Kita telah mengatakan bahwa perjalanan membawa dan memikul ajaran agama ini akan dihadang oleh berbagai bentuk halangan, baik yang berbentuk kekuasaan negara, sistem sosial dan politik dan juga berbentuk realita yang menguasai keadaan, sedangkan semuanya adalah hal-hal yang hendak dihancurkan oleh Islam dengan menggunakan kekuatan, supaya seluruh umat manusia dapat hidup bebas berhadapan dengannya, bebas berbicara dan mengetuk pintu hati dan fikirannya, setelah seluruh umat manusia itu dibebaskan dari belenggu, dan setelah mereka beroleh kebebasan penuh.

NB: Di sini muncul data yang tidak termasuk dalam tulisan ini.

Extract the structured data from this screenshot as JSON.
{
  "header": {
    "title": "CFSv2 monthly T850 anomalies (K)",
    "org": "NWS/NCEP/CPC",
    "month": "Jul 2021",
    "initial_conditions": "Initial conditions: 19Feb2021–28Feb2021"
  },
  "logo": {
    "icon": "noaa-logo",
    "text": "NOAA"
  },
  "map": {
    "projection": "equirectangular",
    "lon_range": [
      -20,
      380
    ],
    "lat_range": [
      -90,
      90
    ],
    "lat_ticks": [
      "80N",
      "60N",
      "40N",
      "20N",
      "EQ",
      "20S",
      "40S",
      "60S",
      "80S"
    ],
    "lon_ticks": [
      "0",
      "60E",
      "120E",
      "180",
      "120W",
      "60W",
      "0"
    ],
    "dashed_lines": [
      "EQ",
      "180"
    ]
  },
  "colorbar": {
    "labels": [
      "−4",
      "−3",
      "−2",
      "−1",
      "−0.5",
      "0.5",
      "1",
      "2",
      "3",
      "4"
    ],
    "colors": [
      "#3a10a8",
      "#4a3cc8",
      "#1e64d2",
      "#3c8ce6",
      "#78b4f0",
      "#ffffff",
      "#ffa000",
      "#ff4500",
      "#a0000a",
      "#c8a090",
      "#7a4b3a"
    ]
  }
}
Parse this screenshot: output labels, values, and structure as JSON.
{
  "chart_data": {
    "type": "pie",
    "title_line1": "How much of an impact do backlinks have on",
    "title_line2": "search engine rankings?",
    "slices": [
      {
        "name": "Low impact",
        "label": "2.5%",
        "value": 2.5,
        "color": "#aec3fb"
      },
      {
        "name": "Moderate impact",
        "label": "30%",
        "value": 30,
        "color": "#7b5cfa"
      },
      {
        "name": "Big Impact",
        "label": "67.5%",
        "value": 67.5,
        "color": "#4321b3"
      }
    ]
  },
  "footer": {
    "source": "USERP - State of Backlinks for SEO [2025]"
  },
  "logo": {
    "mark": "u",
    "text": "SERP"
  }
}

Kita mestinya tidak mudah terpedaya dengan tipu muslihat kaum orientalis terhadap dasar “jihad” dan kita sekali-kali jangan rela menanggung beban yang ditimbulkan oleh realita dalam kekalutan dunia zaman sekarang, lalu kita mencari-cari motif lain untuk jihad Islam di luar tabiat asal agama ini sendiri, supaya dapat bertahan untuk sementara. Jihad akan terus berjalan, dengan disertai atau tanpa motif itu.

Di samping itu kita membongkar realiti sejarah, kita tidak boleh lupa pokok dan inti tabiat agama ini, dan jangan sekali-kali kita cuba mencampur-adukkan inti itu dengan realiti yang berbentuk pertahanan yang bersifat sementara itu.